I checked Parker’s blood sugar one more time before dinner – 112.  The high end of normal for a non diabetic.  I stared at the number and didn’t know what to think.  In all honesty, I was annoyed that Heath was right.  I hate when he’s right!  So I tried to continue the emotional turmoil inside by telling myself it was a little strange that Parker finally came into range four hours after eating. 

This morning I got a fasting reading on him – 84.  Totally in range.  Huh.  Now what?  I really hate when Heath is right!  I really really do! 

When Parker sat on my lap in Sacrament Meeting and told me he was sleepy I couldn’t help but wish I had an extra lancet with me to test him again.  I asked if he was really tired or if he was just bored.  Just bored, he said.  Ok, that’s what I thought . . . but still. 

For now the plan is to bring this up with the nurse on Friday when Parker is getting the rest of his immunizations and hopefully not getting another infection from it!  I have three blood glucose meters, approximately 400 lancets, and thankfully a huge stock pile of test strips.  If I decide to freak out again I can always test his blood sugar and call the doctor. 

It’s funny how I worried about one thing this weekend and got over that by worrying about Parker.  But it seems Parker is ok for now.  Not to worry.  (no pun intended)  I am a master at creating mountains out of molehills.  Molehills so big they are capped with snow! 

3 thoughts:

Dawn said...

Thank goodness. I know you are hyper sensitive about diabetes since you have dealt with if for so long but it is a good idea not to project. Why don't you use this as an opportunity to test Heath's levels too. It would be good to see the normal ups and downs that everyone goes through. ( you are welcome, Heath)Just my unasked for two cents.

Ray Colon said...

Hi Tristan,

After reading this I'm going to take a wild guess here: This isn't the first time that this scenario has been played out, is it? I can't say that I blame you for reacting to the readings the way that you did. I would probably take your husband's approach on the outside, but my insides would be leaning in your direction. Generally, I tend to wait until bad news is confirmed before stressing out, but when we're talking about our children, the calm facade can easily go out of the window. I'm glad that it appears to have been a false alarm, and I hope that future hints of trouble are few and far between. Ray

The Piquant Storyteller said...

Dawn, I love your idea! Heath raised his eyebrows and didn't look convinced.

Ray, thanks for your comment. My husband and I balance either out really well. We keep each other's feet on the ground in different ways.

And yes, we have been on this road before. In fact, it was on August 7, 2007 that I took my Parker to a well child check up. Two days later he was tested for diabetes but the results were negative.

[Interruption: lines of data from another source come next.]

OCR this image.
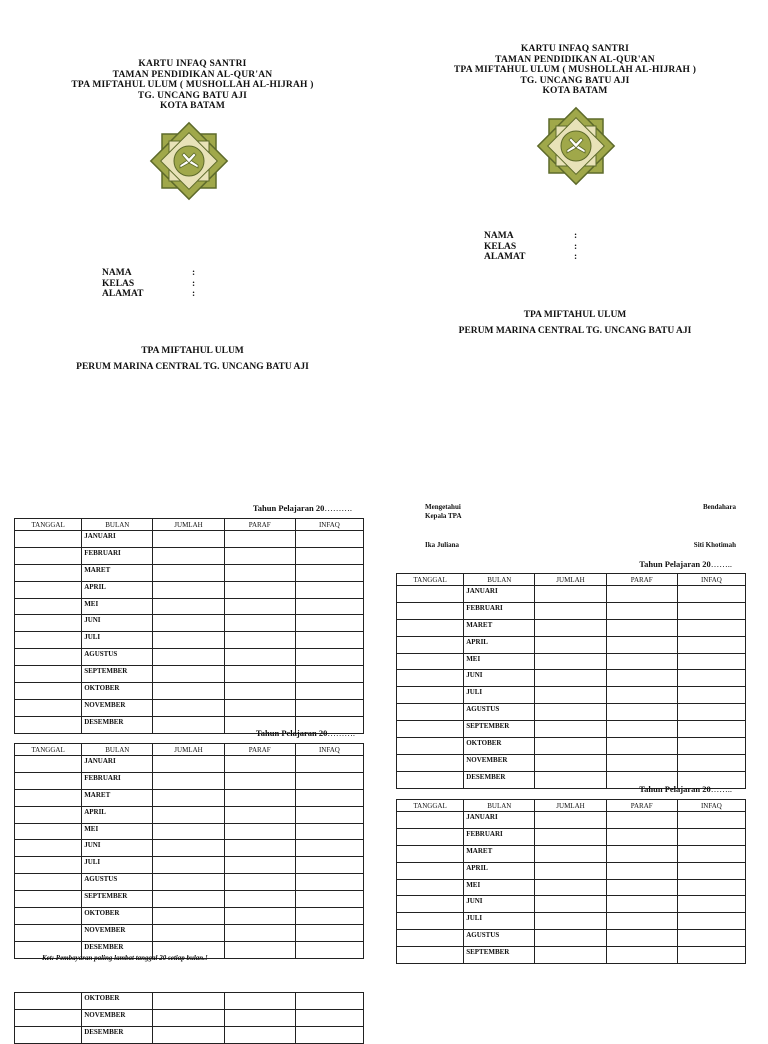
KARTU INFAQ SANTRI
TAMAN PENDIDIKAN AL-QUR'AN
TPA MIFTAHUL ULUM ( MUSHOLLAH AL-HIJRAH )
TG. UNCANG BATU AJI
KOTA BATAM
NAMA	:
KELAS	:
ALAMAT	:
TPA MIFTAHUL ULUM
PERUM MARINA CENTRAL TG. UNCANG BATU AJI
Tahun Pelajaran 20……….
TANGGAL	BULAN	JUMLAH	PARAF	INFAQ
	JANUARI			
	FEBRUARI			
	MARET			
	APRIL			
	MEI			
	JUNI			
	JULI			
	AGUSTUS			
	SEPTEMBER			
	OKTOBER			
	NOVEMBER			
	DESEMBER			
Tahun Pelajaran 20……….
TANGGAL	BULAN	JUMLAH	PARAF	INFAQ
	JANUARI			
	FEBRUARI			
	MARET			
	APRIL			
	MEI			
	JUNI			
	JULI			
	AGUSTUS			
	SEPTEMBER			
	OKTOBER			
	NOVEMBER			
	DESEMBER			
Ket: Pembayaran paling lambat tanggal 20 setiap bulan.!
	OKTOBER			
	NOVEMBER			
	DESEMBER			
KARTU INFAQ SANTRI
TAMAN PENDIDIKAN AL-QUR'AN
TPA MIFTAHUL ULUM ( MUSHOLLAH AL-HIJRAH )
TG. UNCANG BATU AJI
KOTA BATAM
NAMA	:
KELAS	:
ALAMAT	:
TPA MIFTAHUL ULUM
PERUM MARINA CENTRAL TG. UNCANG BATU AJI
Mengetahui
Kepala TPA
Ika Juliana
Bendahara
Siti Khotimah
Tahun Pelajaran 20……..
TANGGAL	BULAN	JUMLAH	PARAF	INFAQ
	JANUARI			
	FEBRUARI			
	MARET			
	APRIL			
	MEI			
	JUNI			
	JULI			
	AGUSTUS			
	SEPTEMBER			
	OKTOBER			
	NOVEMBER			
	DESEMBER			
Tahun Pelajaran 20……..
TANGGAL	BULAN	JUMLAH	PARAF	INFAQ
	JANUARI			
	FEBRUARI			
	MARET			
	APRIL			
	MEI			
	JUNI			
	JULI			
	AGUSTUS			
	SEPTEMBER			
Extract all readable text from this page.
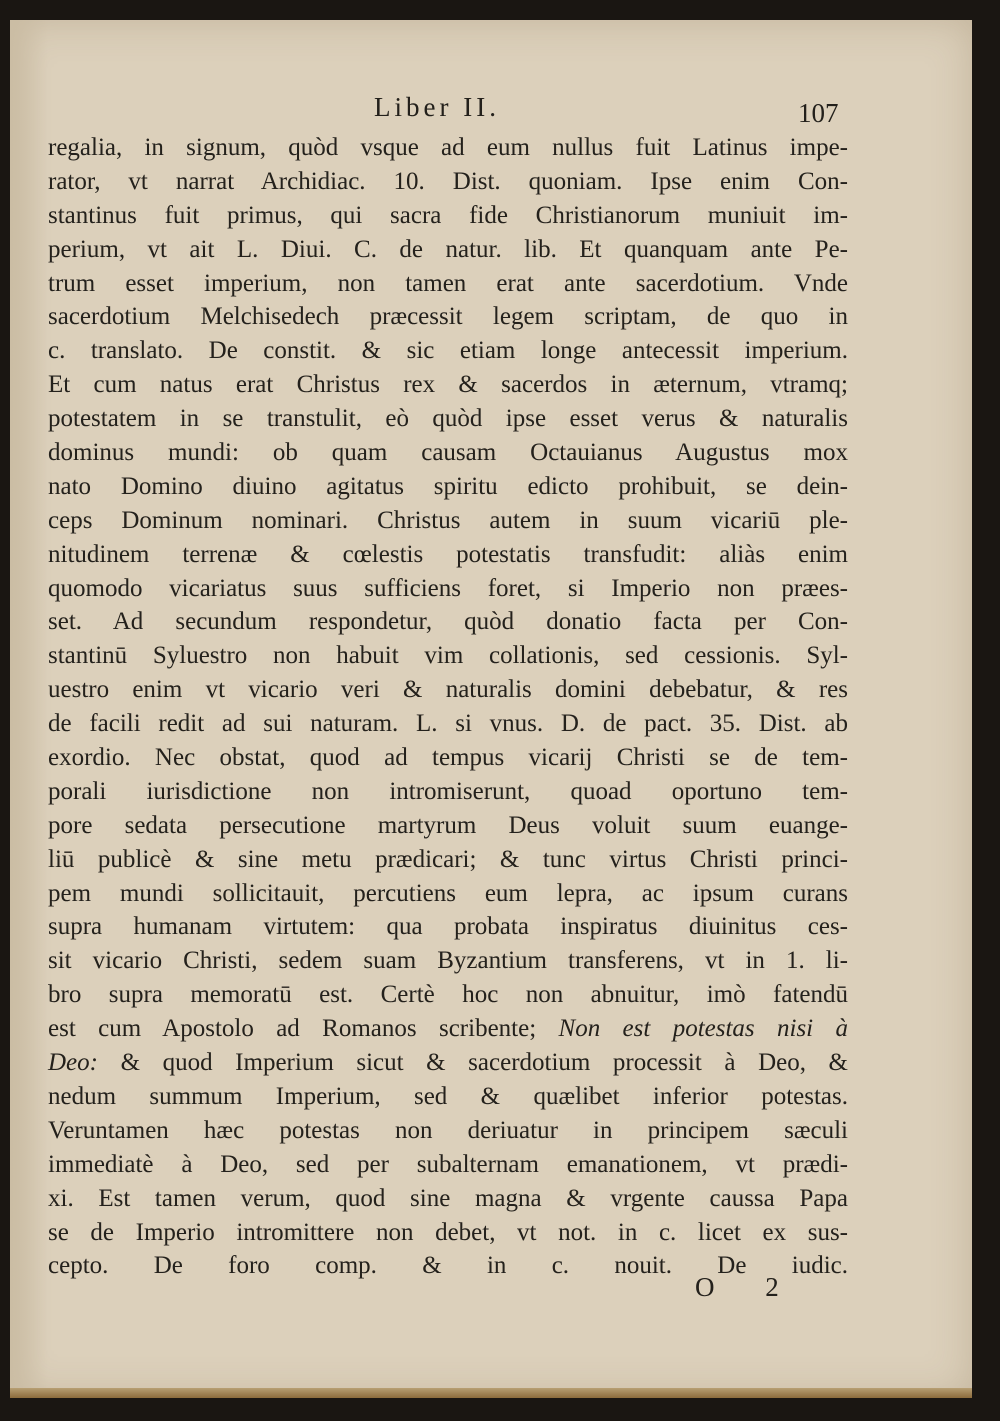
Liber II.	107
regalia, in signum, quòd vsque ad eum nullus fuit Latinus impe-
rator, vt narrat Archidiac. 10. Dist. quoniam. Ipse enim Con-
stantinus fuit primus, qui sacra fide Christianorum muniuit im-
perium, vt ait L. Diui. C. de natur. lib. Et quanquam ante Pe-
trum esset imperium, non tamen erat ante sacerdotium. Vnde
sacerdotium Melchisedech præcessit legem scriptam, de quo in
c. translato. De constit. & sic etiam longe antecessit imperium.
Et cum natus erat Christus rex & sacerdos in æternum, vtramq;
potestatem in se transtulit, eò quòd ipse esset verus & naturalis
dominus mundi: ob quam causam Octauianus Augustus mox
nato Domino diuino agitatus spiritu edicto prohibuit, se dein-
ceps Dominum nominari. Christus autem in suum vicariū ple-
nitudinem terrenæ & cœlestis potestatis transfudit: aliàs enim
quomodo vicariatus suus sufficiens foret, si Imperio non præes-
set. Ad secundum respondetur, quòd donatio facta per Con-
stantinū Syluestro non habuit vim collationis, sed cessionis. Syl-
uestro enim vt vicario veri & naturalis domini debebatur, & res
de facili redit ad sui naturam. L. si vnus. D. de pact. 35. Dist. ab
exordio. Nec obstat, quod ad tempus vicarij Christi se de tem-
porali iurisdictione non intromiserunt, quoad oportuno tem-
pore sedata persecutione martyrum Deus voluit suum euange-
liū publicè & sine metu prædicari; & tunc virtus Christi princi-
pem mundi sollicitauit, percutiens eum lepra, ac ipsum curans
supra humanam virtutem: qua probata inspiratus diuinitus ces-
sit vicario Christi, sedem suam Byzantium transferens, vt in 1. li-
bro supra memoratū est. Certè hoc non abnuitur, imò fatendū
est cum Apostolo ad Romanos scribente; Non est potestas nisi à
Deo: & quod Imperium sicut & sacerdotium processit à Deo, &
nedum summum Imperium, sed & quælibet inferior potestas.
Veruntamen hæc potestas non deriuatur in principem sæculi
immediatè à Deo, sed per subalternam emanationem, vt prædi-
xi. Est tamen verum, quod sine magna & vrgente caussa Papa
se de Imperio intromittere non debet, vt not. in c. licet ex sus-
cepto. De foro comp. & in c. nouit. De iudic.
O 2
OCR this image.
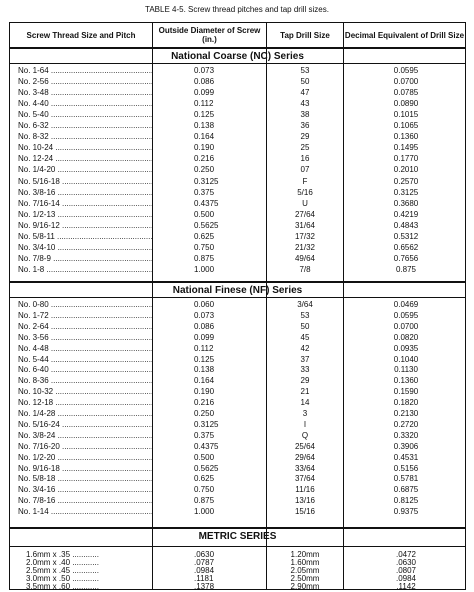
TABLE 4-5. Screw thread pitches and tap drill sizes.
Screw Thread Size and Pitch	Outside Diameter of Screw (in.)	Tap Drill Size	Decimal Equivalent of Drill Size
National Coarse (NC) Series
No. 1-64 .....	0.073	53	0.0595
No. 2-56 .....	0.086	50	0.0700
No. 3-48 .....	0.099	47	0.0785
No. 4-40 .....	0.112	43	0.0890
No. 5-40 .....	0.125	38	0.1015
No. 6-32 .....	0.138	36	0.1065
No. 8-32 .....	0.164	29	0.1360
No. 10-24 .....	0.190	25	0.1495
No. 12-24 .....	0.216	16	0.1770
No. 1/4-20 .....	0.250	07	0.2010
No. 5/16-18 .....	0.3125	F	0.2570
No. 3/8-16 .....	0.375	5/16	0.3125
No. 7/16-14 .....	0.4375	U	0.3680
No. 1/2-13 .....	0.500	27/64	0.4219
No. 9/16-12 .....	0.5625	31/64	0.4843
No. 5/8-11 .....	0.625	17/32	0.5312
No. 3/4-10 .....	0.750	21/32	0.6562
No. 7/8-9 .....	0.875	49/64	0.7656
No. 1-8 .....	1.000	7/8	0.875
National Finese (NF) Series
No. 0-80 .....	0.060	3/64	0.0469
No. 1-72 .....	0.073	53	0.0595
No. 2-64 .....	0.086	50	0.0700
No. 3-56 .....	0.099	45	0.0820
No. 4-48 .....	0.112	42	0.0935
No. 5-44 .....	0.125	37	0.1040
No. 6-40 .....	0.138	33	0.1130
No. 8-36 .....	0.164	29	0.1360
No. 10-32 .....	0.190	21	0.1590
No. 12-18 .....	0.216	14	0.1820
No. 1/4-28 .....	0.250	3	0.2130
No. 5/16-24 .....	0.3125	I	0.2720
No. 3/8-24 .....	0.375	Q	0.3320
No. 7/16-20 .....	0.4375	25/64	0.3906
No. 1/2-20 .....	0.500	29/64	0.4531
No. 9/16-18 .....	0.5625	33/64	0.5156
No. 5/8-18 .....	0.625	37/64	0.5781
No. 3/4-16 .....	0.750	11/16	0.6875
No. 7/8-16 .....	0.875	13/16	0.8125
No. 1-14 .....	1.000	15/16	0.9375
METRIC SERIES
1.6mm x .35 .....	.0630	1.20mm	.0472
2.0mm x .40 .....	.0787	1.60mm	.0630
2.5mm x .45 .....	.0984	2.05mm	.0807
3.0mm x .50 .....	.1181	2.50mm	.0984
3.5mm x .60 .....	.1378	2.90mm	.1142
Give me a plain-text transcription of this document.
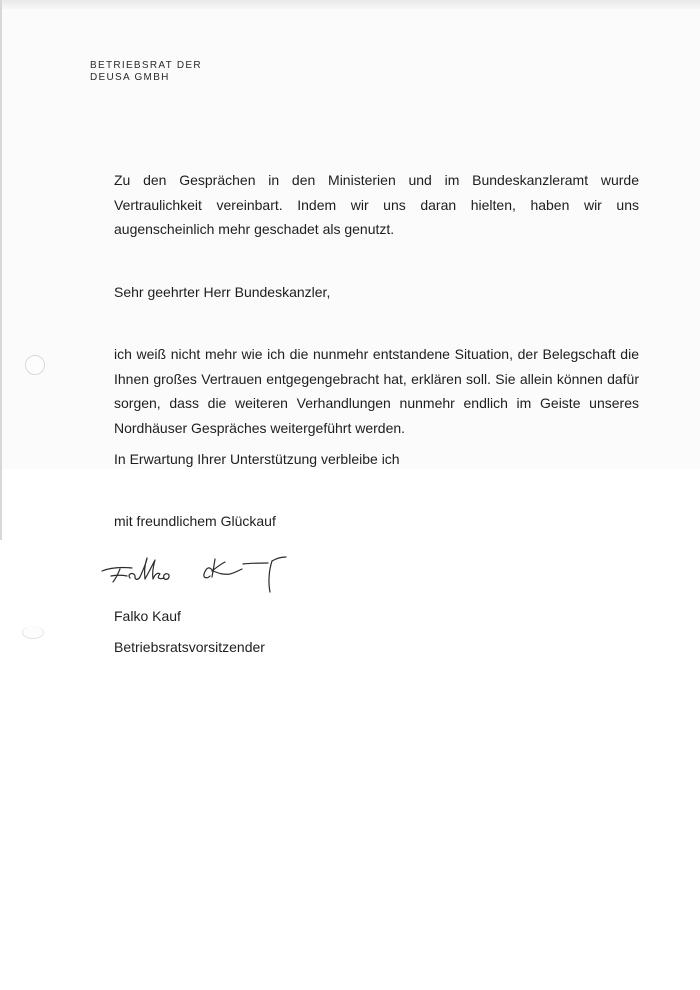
BETRIEBSRAT DER
DEUSA GMBH

Zu den Gesprächen in den Ministerien und im Bundeskanzleramt wurde Vertraulichkeit vereinbart. Indem wir uns daran hielten, haben wir uns augenscheinlich mehr geschadet als genutzt.

Sehr geehrter Herr Bundeskanzler,

ich weiß nicht mehr wie ich die nunmehr entstandene Situation, der Belegschaft die Ihnen großes Vertrauen entgegengebracht hat, erklären soll. Sie allein können dafür sorgen, dass die weiteren Verhandlungen nunmehr endlich im Geiste unseres Nordhäuser Gespräches weitergeführt werden.

In Erwartung Ihrer Unterstützung verbleibe ich

mit freundlichem Glückauf

Falko Kauf

Betriebsratsvorsitzender
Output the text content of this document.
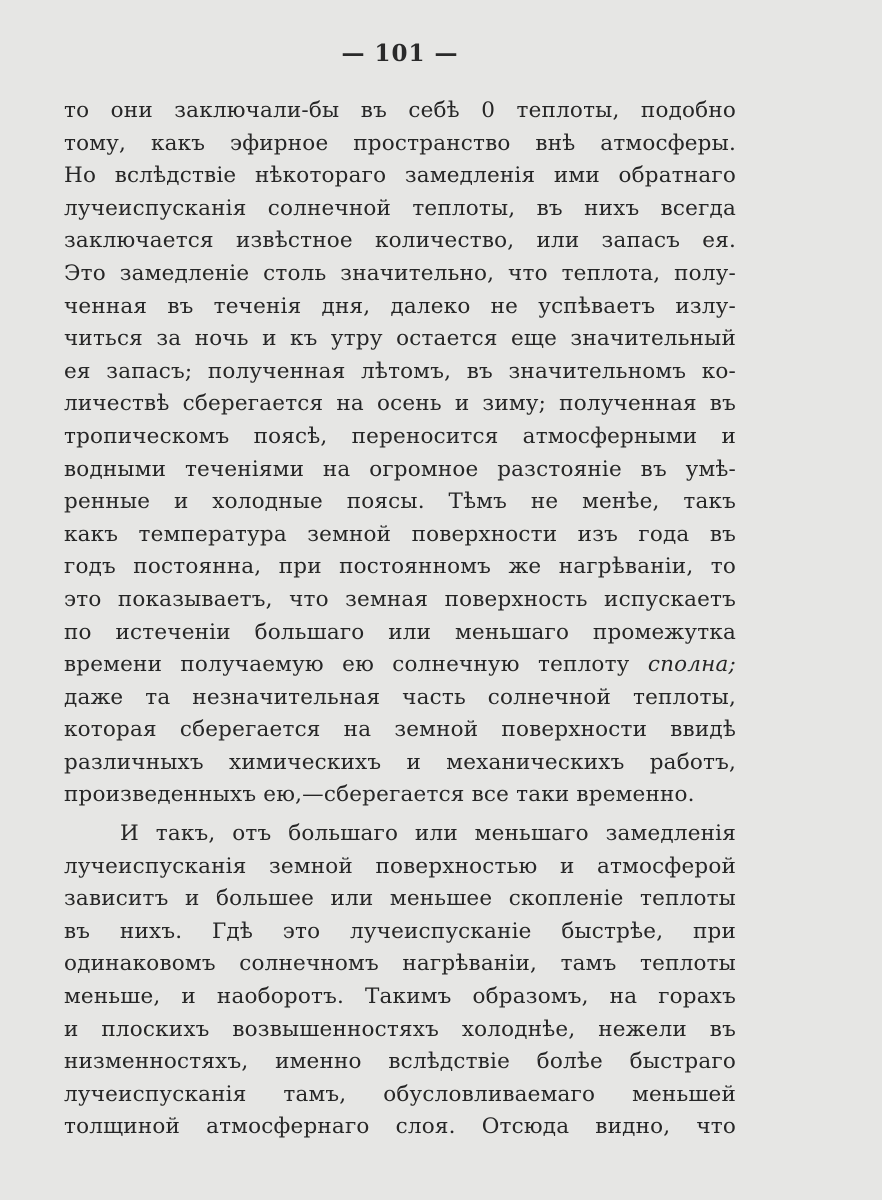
— 101 —
то они заключали-бы въ себѣ 0 теплоты, подобно
тому, какъ эфирное пространство внѣ атмосферы.
Но вслѣдствіе нѣкотораго замедленія ими обратнаго
лучеиспусканія солнечной теплоты, въ нихъ всегда
заключается извѣстное количество, или запасъ ея.
Это замедленіе столь значительно, что теплота, полу-
ченная въ теченія дня, далеко не успѣваетъ излу-
читься за ночь и къ утру остается еще значительный
ея запасъ; полученная лѣтомъ, въ значительномъ ко-
личествѣ сберегается на осень и зиму; полученная въ
тропическомъ поясѣ, переносится атмосферными и
водными теченіями на огромное разстояніе въ умѣ-
ренные и холодные поясы. Тѣмъ не менѣе, такъ
какъ температура земной поверхности изъ года въ
годъ постоянна, при постоянномъ же нагрѣваніи, то
это показываетъ, что земная поверхность испускаетъ
по истеченіи большаго или меньшаго промежутка
времени получаемую ею солнечную теплоту сполна;
даже та незначительная часть солнечной теплоты,
которая сберегается на земной поверхности ввидѣ
различныхъ химическихъ и механическихъ работъ,
произведенныхъ ею,—сберегается все таки временно.
И такъ, отъ большаго или меньшаго замедленія
лучеиспусканія земной поверхностью и атмосферой
зависитъ и большее или меньшее скопленіе теплоты
въ нихъ. Гдѣ это лучеиспусканіе быстрѣе, при
одинаковомъ солнечномъ нагрѣваніи, тамъ теплоты
меньше, и наоборотъ. Такимъ образомъ, на горахъ
и плоскихъ возвышенностяхъ холоднѣе, нежели въ
низменностяхъ, именно вслѣдствіе болѣе быстраго
лучеиспусканія тамъ, обусловливаемаго меньшей
толщиной атмосфернаго слоя. Отсюда видно, что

I realized the similarity in dates when I looked up the lab results in Parker's scrapbook to see the normal range.

I hope it's nothing but me being the excessive worrier that I am but my mom is a nurse and she agrees with me that it's better to look into this and know now if something is wrong. There is no reason why someone needs to go through the months of insatiable thirst and incessant urinating if they don't have to. Sluggishness and intense emotions like super crabiness are also symptoms.